The quiet shift of internationals
- The International
- Mar 31
- 3 min read

As kommuner invest in attracting global talent, Kelly Draper Rasmussen explores where internationals go after they arrive.
Photograph / Graphs: Pexels: Gustavo Fring / Kelly Draper Rasmussen
Text: Kelly Draper Rasmussen
A curious pattern of international migration in Denmark has been hidden beneath the surface. We know the headline figures of net migration and population figures for different kommuner, but what do we know about the internal migration of internationals? This is one data gap - Danmark Statistik does not publish figures for this, so we have to infer it from other data sources.
Big cities attract - but don’t retain
Let’s take Copenhagen to start with. Between 2020 and 2025, there was a net migration of internationals of just over 36 thousand, but the international population grew by only 32 thousand. While some of them might have died or become citizens, the majority of them moved to other kommuner.
The effect is accelerating: 2,000 left for other Danish destinations in 2020, compared to 3.5 thousand the year before. The other big cities have a similar situation, though less pronounced.
Frederiksberg lost an estimated 3,000 internationals in the past five years. So did Odense and Aarhus. Aalborg and Esbjerg lost a thousand.
Internationals are being successfully attracted to the big cities, but they are not staying. We already know many people relocate internationally, but now we can also see that they are not settling in the first place they arrive.

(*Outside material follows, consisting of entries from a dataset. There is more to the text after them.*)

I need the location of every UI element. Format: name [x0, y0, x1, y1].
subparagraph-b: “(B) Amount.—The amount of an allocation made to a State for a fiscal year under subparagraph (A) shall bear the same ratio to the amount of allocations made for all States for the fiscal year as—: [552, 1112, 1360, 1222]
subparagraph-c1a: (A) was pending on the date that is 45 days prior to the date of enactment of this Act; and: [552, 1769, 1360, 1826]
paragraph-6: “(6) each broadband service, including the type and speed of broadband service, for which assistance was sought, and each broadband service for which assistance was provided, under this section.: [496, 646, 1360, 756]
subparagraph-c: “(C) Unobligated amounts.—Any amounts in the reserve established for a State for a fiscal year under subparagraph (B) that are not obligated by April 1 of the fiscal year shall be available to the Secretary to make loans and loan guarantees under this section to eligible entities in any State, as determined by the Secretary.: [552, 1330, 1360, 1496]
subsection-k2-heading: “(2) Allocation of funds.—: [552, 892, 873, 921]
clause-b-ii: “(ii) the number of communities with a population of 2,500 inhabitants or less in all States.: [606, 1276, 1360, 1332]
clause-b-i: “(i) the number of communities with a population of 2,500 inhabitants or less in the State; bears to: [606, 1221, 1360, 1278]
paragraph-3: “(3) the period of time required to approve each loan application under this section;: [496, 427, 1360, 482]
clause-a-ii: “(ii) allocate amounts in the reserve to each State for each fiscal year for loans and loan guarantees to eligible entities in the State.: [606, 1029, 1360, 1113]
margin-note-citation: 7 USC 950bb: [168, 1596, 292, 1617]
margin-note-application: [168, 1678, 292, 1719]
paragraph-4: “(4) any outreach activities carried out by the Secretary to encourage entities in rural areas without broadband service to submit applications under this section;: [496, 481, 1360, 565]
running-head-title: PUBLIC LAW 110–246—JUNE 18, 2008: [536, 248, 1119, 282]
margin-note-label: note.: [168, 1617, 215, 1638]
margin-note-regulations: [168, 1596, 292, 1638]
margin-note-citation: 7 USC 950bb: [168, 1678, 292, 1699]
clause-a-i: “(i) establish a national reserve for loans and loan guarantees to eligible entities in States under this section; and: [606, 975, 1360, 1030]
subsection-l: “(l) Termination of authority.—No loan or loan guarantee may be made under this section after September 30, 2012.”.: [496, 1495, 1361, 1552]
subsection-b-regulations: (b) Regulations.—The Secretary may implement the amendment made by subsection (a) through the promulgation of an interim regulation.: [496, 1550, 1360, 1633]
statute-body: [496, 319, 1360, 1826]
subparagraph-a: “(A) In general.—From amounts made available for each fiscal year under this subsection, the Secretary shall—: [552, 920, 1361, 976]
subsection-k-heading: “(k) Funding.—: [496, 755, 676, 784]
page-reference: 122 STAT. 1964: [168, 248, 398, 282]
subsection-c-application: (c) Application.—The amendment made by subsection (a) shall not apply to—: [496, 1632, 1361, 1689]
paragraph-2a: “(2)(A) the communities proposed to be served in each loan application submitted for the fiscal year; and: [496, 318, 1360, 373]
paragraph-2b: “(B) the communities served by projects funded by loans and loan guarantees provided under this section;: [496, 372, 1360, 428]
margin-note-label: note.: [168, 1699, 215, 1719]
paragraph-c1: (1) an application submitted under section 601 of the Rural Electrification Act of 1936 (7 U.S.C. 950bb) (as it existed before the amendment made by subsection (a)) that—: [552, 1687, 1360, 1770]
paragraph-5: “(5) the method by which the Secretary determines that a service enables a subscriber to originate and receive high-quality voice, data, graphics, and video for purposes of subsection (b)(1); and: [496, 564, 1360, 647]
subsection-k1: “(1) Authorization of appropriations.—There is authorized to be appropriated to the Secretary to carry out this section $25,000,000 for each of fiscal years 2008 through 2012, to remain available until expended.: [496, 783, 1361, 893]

Suburbs and corridors: Where internationals are moving
Where are they going? Remember, there is a data gap, so we cannot comment on how many from Aarhus move to Copenhagen, or how many from Aalborg move to Vejle, or anything like that. Still, we can see which kommuner have a net gain compared to what you would expect given their international net migration figures. Births to foreign women are recorded at the municipal level so that we can untangle birth rates from this effect.
Nine Copenhagen-suburb kommuner have gained a combined 11,000 international internal migrants. That’s about two-thirds of Copenhagen’s loss, so perhaps people are commuting to jobs in the city but need to find somewhere more affordable or with more space. Relative to their size, the gains are not small adjustments. Herlev’s increase in internationals due to internal movement was 29% of its 2020 population. Ballerup’s is 26%. This pattern is reshaping communities. This suburbanisation is spreading.
Looking at Jutland, we can see an interesting, similar effect around the E45 motorway. Cities like Kolding and Billund are losing internationals to other towns while Horsens, Hedensted, Vejle and Fredericia are gaining internal migrants. The effect is more subtle: a few hundred over the five years, but it is something to keep an eye on, since internationals of working age are so important to the economies of these communities (both those that are gaining and those that are losing).

The policy blind spot: Why this movement matters
As we have noted before, Danish kommuner have invested heavily in their budgets to attract an international workforce. People are arriving and finding Denmark to their liking, but they are not always staying in the place that attracted them in the first place. Is it something to do with house prices, or could it be the availability of jobs for partners or schools for their children? Could there be something about students studying in the big cities and then moving out to the suburbs for their first job after graduation?
At the risk of sounding like a stuck record, this is something we ought to know and could know, but since the data are not published at a usable level, we can only guess. This is a somewhat unforced error. If Kolding could see what Vejle and Fredericia have, maybe they could keep more of their taxpaying internationals.